Paths, Pulses I
Alex Furtado
Artist Statement: 'Paths, Pulses' are spread densely between Canada's two largest economic centres, along the railroads that originally settled and unsettled folks. Aesthetically the work drafts associations with paths, roots, the effect that moving water has on land, the beat of one's heart, and wounds left on the surface of one's skin. These visual gestures speak to the experience of migration, settlement, and the land and people that are altered through both movement and stillness. At the same time, the multiple unique paths created by the technique are in argument with the singular path that I am carried across - the one that stretches across divisions of land and people and has placed itself over the aforementioned deviations in accepted cartographic records. The submitted work is in part of a series of immersive-drawings that present cartographic forms created by the influence of factors outside of my control.

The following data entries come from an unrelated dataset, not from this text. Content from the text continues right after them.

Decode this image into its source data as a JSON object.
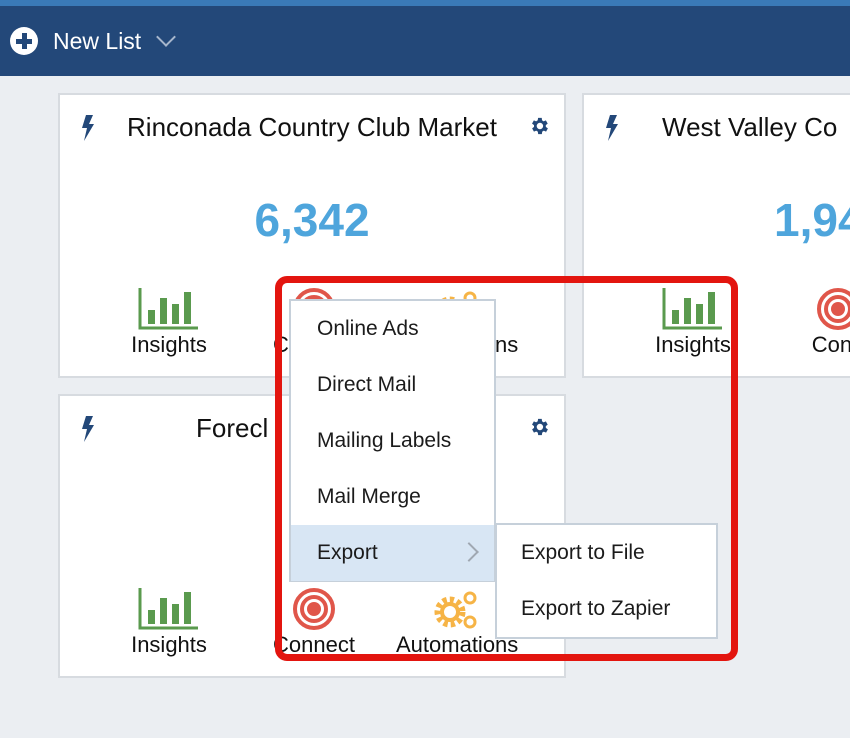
{
  "header": {
    "new_list_label": "New List"
  },
  "cards": [
    {
      "title": "Rinconada Country Club Market",
      "count": "6,342",
      "actions": [
        "Insights",
        "Connect",
        "Automations"
      ]
    },
    {
      "title": "West Valley Co",
      "count": "1,94",
      "actions": [
        "Insights",
        "Conn"
      ]
    },
    {
      "title": "Forecl",
      "count": "",
      "actions": [
        "Insights",
        "Connect",
        "Automations"
      ]
    }
  ],
  "context_menu": {
    "items": [
      {
        "label": "Online Ads"
      },
      {
        "label": "Direct Mail"
      },
      {
        "label": "Mailing Labels"
      },
      {
        "label": "Mail Merge"
      },
      {
        "label": "Export",
        "has_submenu": true,
        "active": true
      }
    ],
    "submenu": {
      "items": [
        {
          "label": "Export to File"
        },
        {
          "label": "Export to Zapier"
        }
      ]
    }
  },
  "colors": {
    "header_bg": "#234879",
    "count_blue": "#4ea5dc",
    "insights_green": "#5a9a4e",
    "connect_red": "#e0564a",
    "automations_orange": "#f6b446",
    "highlight_red": "#e3150f",
    "menu_active_bg": "#d8e6f4"
  }
}
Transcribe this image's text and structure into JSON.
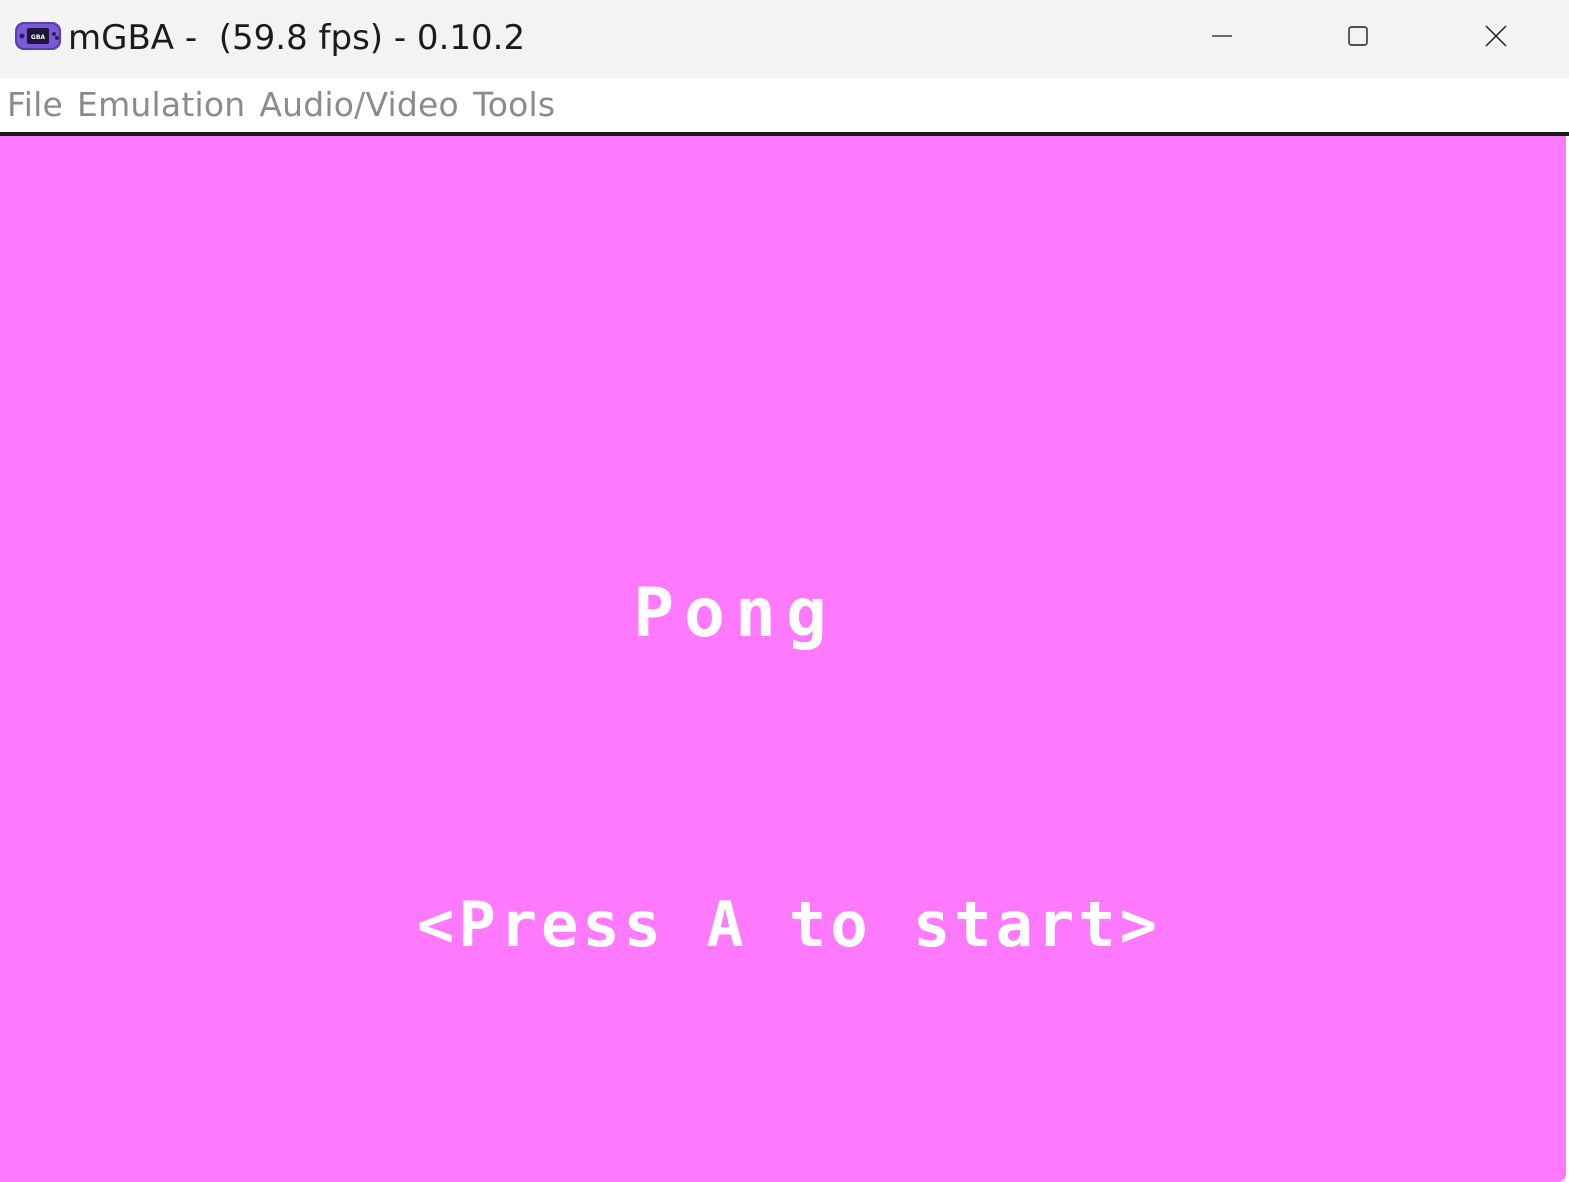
{
  "window": {
    "title": "mGBA -  (59.8 fps) - 0.10.2",
    "icon": "gba-console-icon",
    "controls": {
      "minimize": "minimize-icon",
      "maximize": "maximize-icon",
      "close": "close-icon"
    }
  },
  "menubar": {
    "items": [
      {
        "label": "File"
      },
      {
        "label": "Emulation"
      },
      {
        "label": "Audio/Video"
      },
      {
        "label": "Tools"
      }
    ]
  },
  "game": {
    "title": "Pong",
    "prompt": "<Press A to start>",
    "background_color": "#ff79ff",
    "text_color": "#ffffff"
  }
}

I sit on the train and let my hand be moved across the page over the course of the journey, allowing all external forces to help determine the result. The undulations of land and air, forces of gravity, train operator's technique, condition of the machine and its tracks, vibrations from the steps of those passing by, and the hand of the recorder are all present in the work. By allowing the recording body to be swayed as indifferently as is possible without removal I am able to capture the tension between myself, the land, and the machines that influence my navigation of these spheres. This presents anything but a straight line between two points nor a smooth bounding around any single discernible form.
Alexander Da Costa-Furtado is a Toronto-based transdisciplinary artist and archivist. Their art practice engages notions of evidence and the act of record creation to examine issues of memory, translation, and preservation.